Conflict & Justice

Libya's prime minister was kidnapped, released, and no one is sure why


Libya's Prime Minister, Ali Zeidan, during a news conference after he was released by kidnappers, Thursday. Many Libyans are frustrated with the militias who compete for power in Libya, says Abigail Hauslohner of the Washington Post, and Zeidan's inability to control them.


REUTERS/Ismail Zitouny

The Libyan Prime Minister, Ali Zeidan, was abducted at gunpoint overnight from a luxury hotel in the Libyan capital, Tripoli. A few hours later, he was released unharmed. 

Player utilities

Listen to the Story.

But it's not clear what happened, and who did it, or why.

Early speculation centered on a militia group allied to the government, the Revolutionary Operations Room. Its Facebook page suggested it was responsible, and it was angry at Prime Minister Zeidan for allegedly giving tacit approval to the US to seize al-Qaeda suspect Abu Anas al-Liby last weekend.

"There's a lot of anger in Libya at Zeidan about that," says Abigail Hauslohner, Cairo bureau chief for the Washington Post.  

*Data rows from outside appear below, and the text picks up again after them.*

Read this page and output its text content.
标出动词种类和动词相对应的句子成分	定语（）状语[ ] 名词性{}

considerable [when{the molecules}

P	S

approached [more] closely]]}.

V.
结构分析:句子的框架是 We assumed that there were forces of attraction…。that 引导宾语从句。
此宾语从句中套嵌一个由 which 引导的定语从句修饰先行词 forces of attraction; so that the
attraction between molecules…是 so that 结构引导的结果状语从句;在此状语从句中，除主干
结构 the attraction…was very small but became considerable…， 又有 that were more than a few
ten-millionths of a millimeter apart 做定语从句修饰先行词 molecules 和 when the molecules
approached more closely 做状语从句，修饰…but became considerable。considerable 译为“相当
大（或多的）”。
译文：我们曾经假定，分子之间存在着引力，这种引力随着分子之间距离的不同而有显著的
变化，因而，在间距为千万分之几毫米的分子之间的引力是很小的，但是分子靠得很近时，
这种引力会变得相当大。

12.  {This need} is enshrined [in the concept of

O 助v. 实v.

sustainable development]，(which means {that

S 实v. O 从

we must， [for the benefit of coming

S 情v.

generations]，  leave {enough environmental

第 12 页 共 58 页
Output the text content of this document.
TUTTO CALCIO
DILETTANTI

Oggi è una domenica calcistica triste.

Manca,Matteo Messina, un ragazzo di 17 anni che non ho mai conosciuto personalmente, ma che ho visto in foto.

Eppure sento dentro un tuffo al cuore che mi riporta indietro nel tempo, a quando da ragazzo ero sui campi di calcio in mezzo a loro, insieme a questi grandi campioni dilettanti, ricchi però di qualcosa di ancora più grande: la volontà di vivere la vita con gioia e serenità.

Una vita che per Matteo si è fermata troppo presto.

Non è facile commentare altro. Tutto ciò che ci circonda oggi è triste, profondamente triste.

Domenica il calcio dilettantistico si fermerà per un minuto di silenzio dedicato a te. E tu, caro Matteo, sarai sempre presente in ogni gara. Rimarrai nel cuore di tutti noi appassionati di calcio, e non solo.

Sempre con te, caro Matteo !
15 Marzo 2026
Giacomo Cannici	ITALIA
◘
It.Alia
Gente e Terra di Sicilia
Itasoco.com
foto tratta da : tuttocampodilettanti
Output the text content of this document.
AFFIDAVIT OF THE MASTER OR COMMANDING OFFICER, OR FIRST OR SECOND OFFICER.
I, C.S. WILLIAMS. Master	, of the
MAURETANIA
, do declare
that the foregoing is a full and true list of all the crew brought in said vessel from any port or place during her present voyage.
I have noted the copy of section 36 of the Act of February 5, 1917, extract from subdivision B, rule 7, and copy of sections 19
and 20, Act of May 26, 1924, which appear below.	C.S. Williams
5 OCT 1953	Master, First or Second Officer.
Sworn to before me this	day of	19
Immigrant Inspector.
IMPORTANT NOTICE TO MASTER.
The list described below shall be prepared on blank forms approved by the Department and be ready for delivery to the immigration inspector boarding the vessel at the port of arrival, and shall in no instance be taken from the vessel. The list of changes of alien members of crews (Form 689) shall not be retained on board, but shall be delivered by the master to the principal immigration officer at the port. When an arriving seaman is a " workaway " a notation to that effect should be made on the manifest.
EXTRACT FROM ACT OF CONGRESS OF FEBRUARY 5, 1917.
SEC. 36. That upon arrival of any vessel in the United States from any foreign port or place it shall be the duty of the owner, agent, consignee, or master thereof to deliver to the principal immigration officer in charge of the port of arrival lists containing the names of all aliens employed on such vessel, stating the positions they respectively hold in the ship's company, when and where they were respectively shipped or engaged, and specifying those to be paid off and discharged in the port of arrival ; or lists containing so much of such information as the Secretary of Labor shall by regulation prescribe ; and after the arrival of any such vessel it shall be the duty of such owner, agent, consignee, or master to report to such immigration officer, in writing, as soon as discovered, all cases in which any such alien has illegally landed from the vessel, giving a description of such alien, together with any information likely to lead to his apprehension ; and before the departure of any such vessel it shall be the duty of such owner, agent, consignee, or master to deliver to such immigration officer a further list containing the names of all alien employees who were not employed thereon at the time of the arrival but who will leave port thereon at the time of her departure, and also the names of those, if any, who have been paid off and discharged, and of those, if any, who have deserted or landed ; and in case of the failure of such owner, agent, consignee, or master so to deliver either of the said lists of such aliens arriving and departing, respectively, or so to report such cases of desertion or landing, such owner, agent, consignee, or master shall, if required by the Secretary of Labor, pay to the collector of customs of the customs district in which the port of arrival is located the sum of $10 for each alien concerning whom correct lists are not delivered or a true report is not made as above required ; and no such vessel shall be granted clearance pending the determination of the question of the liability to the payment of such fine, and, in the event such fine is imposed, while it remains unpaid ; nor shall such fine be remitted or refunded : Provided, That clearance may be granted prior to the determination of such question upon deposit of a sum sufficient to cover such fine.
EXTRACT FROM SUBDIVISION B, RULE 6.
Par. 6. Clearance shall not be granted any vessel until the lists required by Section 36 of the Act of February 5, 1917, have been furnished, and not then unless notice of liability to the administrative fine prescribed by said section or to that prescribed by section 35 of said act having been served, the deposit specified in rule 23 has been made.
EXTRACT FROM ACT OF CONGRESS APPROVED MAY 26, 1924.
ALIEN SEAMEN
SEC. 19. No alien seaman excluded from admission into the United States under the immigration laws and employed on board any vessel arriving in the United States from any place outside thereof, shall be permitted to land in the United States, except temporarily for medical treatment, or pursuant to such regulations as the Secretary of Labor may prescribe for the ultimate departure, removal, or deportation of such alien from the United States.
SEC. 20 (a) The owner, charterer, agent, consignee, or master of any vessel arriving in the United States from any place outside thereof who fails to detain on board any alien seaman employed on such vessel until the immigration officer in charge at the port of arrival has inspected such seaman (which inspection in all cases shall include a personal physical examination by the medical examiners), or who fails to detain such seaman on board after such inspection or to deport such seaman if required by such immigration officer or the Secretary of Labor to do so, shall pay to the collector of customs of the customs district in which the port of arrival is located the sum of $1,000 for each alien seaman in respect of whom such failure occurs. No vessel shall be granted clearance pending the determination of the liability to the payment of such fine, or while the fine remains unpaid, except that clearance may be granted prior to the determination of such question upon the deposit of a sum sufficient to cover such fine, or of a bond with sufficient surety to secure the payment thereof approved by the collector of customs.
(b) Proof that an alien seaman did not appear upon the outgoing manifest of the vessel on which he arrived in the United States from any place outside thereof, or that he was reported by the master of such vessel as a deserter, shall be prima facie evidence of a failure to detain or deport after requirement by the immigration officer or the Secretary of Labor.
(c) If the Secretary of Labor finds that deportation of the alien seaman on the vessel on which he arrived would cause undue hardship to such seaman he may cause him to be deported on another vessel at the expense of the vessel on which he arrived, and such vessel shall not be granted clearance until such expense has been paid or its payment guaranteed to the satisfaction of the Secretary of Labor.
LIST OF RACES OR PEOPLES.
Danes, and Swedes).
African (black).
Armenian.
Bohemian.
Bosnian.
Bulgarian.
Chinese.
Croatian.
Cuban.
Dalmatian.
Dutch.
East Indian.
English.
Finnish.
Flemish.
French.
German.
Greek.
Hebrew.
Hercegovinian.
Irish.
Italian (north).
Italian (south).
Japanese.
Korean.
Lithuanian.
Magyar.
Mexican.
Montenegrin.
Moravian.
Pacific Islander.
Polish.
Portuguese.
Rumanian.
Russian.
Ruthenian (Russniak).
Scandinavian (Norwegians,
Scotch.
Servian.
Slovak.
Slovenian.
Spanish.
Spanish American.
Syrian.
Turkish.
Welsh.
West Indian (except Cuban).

The militia has since denied involvement, but Hauslohner says suspicions continue about its involvement. The militia has a government contract to provide security to certain parts of Tripoli, which would have allowed them to move about the city at will with firearms.

The incident is unsettling Libyans.

"Libya has been completely lawless since the overthrow of Gaddafi [in 2011]," says Hauslohner, and is full of revolutionary militias, large and small, "competing to have their voices heard".  Ordinary Libyans are very frustrated with the militias, but the government remains too weak to deal with them.

After he was freed, Zeidan thanked those who'd made his release possible and called for calm, but didn't name his abductors.